Evet,yazarımız romana cadıyı sokmuştur.Hem de bir çanaktan insanları izleyebilen bir cadı.Eğer romanın bütününde masalsı ve fantastik ögeler hakim olsa ve okuyucuya o çizgiden yaklaşması gerektiği hissettirilse idi bu durum bir problem yaratmayacaktı.İhsan Oktay Anar’ın romanlarında bu masalsı alem okuru çelişkiye götürmez.Ancak yazarımızın gerçekçi yazdığı/yazmaya çalıştığı böyle bir romanda bu fantastik unsurların eserin sadece son sayfalarında bulunması yazarın romana hakim olamadığı,romanın yazara hakim olmaya başladığını gösterir.Bu da yazarın yetkinlik alanına gölge düşürür.

440. sayfadaki Cihan’ın tedavi aşamaları yine okurun içine işleyecek bir hayal nirvanasıdır :

‘’He ya.Bir de doğum yapan kadınlar .Onlar da fena ısırır .’’Sonra tembihledi :’’Gözün sidiğinde olsun .’’  idrar ,altısı sarı ,dördü kırmızı ,üçü yeşil ve ikisi siyahımsı olmak üzere on beş farklı tona bürünebilirdi.Şifacı dediğin hastaya bakarak vakit kaybetmezdi ;idrarını tetkik ederek anlardı derdini . Adamın ısrarı üzerine bir kaba işedi Cihan .Adam kaptaki maiyi alıp çalkaladı ,kokladı ,parmağını idrara batırıp sonra ağzına götürdü.’’Dahili uzuvalarda bir kanama yok ‘’dedi.’’Biraz istiska var . Karasevdaya meyyalsin .onun haricinde iyisin. ‘’

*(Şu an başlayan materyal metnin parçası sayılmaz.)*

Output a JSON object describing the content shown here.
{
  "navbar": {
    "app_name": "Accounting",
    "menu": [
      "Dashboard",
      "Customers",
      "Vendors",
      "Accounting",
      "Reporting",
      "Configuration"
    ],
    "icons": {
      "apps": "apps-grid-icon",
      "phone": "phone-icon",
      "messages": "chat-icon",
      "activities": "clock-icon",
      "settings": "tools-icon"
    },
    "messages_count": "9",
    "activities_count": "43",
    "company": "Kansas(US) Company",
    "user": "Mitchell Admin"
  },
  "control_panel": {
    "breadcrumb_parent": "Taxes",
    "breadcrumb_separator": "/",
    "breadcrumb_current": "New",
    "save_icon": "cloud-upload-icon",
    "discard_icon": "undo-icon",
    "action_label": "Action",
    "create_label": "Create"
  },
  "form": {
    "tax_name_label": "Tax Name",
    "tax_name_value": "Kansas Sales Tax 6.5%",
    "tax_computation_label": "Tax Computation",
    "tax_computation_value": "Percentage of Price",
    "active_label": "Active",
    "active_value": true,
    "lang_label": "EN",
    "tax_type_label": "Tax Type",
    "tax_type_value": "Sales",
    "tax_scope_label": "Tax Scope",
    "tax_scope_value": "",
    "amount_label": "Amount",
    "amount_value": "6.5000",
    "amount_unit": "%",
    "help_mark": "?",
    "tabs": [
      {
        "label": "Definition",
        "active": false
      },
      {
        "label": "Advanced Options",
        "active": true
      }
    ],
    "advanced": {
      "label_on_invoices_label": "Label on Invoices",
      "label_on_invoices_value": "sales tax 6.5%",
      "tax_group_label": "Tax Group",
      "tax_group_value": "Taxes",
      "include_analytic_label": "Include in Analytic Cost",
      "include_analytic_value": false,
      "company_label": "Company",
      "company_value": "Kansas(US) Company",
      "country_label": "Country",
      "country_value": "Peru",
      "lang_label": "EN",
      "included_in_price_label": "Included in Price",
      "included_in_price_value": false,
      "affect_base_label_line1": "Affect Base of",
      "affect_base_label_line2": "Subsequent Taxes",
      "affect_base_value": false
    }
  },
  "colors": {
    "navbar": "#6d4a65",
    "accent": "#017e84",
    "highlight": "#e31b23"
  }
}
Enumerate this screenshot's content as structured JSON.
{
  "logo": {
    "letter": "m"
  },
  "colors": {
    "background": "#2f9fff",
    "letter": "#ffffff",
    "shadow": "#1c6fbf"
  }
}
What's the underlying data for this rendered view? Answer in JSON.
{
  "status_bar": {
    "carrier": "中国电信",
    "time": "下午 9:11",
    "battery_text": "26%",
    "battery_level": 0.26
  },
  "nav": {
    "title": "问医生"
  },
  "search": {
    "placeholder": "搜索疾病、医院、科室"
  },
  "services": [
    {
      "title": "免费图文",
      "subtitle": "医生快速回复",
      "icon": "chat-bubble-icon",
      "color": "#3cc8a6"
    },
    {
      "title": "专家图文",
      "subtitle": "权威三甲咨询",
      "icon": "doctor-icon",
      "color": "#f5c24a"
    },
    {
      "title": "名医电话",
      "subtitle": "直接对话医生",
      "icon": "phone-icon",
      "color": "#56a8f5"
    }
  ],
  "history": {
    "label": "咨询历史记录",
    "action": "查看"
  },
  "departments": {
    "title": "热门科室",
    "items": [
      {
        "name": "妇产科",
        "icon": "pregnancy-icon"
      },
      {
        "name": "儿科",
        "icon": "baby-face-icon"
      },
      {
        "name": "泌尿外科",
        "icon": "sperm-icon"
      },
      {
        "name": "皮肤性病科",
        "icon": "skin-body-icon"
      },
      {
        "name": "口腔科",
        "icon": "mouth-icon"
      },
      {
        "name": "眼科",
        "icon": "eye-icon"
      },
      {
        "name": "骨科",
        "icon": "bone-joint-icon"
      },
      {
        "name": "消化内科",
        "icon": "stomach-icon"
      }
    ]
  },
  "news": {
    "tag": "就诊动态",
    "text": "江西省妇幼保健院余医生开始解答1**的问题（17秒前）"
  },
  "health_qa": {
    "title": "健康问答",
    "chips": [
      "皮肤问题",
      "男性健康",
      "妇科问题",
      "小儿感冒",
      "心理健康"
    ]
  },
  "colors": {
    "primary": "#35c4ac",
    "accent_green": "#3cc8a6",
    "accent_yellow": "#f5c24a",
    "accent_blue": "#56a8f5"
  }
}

   Elif Şafak’a yaptığım bu gibi birçok eleştiriden sonra zihinlere şu soru takılabilir:’yazarın hiç mi övülecek bir tarafı yoktur?’ Tabiki yazar bu kitabında takdire şayan birçok önemli estetik unsurları başarıyla bir araya getirmiştir.Ama yazılı ve görsel basında fazlasıyla yer bulan bu övgülerin artık doyurucu olduğunu belirtmem gerekir.Yazarımız bu kitapta hayranı olduğunu tahmin ettiğim Orhan Pamuk’un Benim Adım Kırmızı adlı romanından etkilenmiş olmalı.Ancak ikisinin arasında Orhan Pamuk’un lehine olmak üzere karşılaştırılamayacak bir teknik üstünlük var.Yine tahmin ettiğim başka bir husus ise yazarın bu romanı kaleme alırken ekranlara taşınabilirlik yönünü güçlü tutmak isteyişi.

   Bütün bunlar bir tarafa yazara birkaç önemli tavsiyem olacaktır.Bunlardan ilki, romanın kolay okunabiilirliğinden çok halisliğine odaklanması gerektiği olup bir diğeri ise kitap basılmadan önce gözden kaçanların fark edilerek düzeltilmesi olacaktır.Tabii bunun için iyi editörlerle çalışması yazarımızın başarısını arttıracaktır.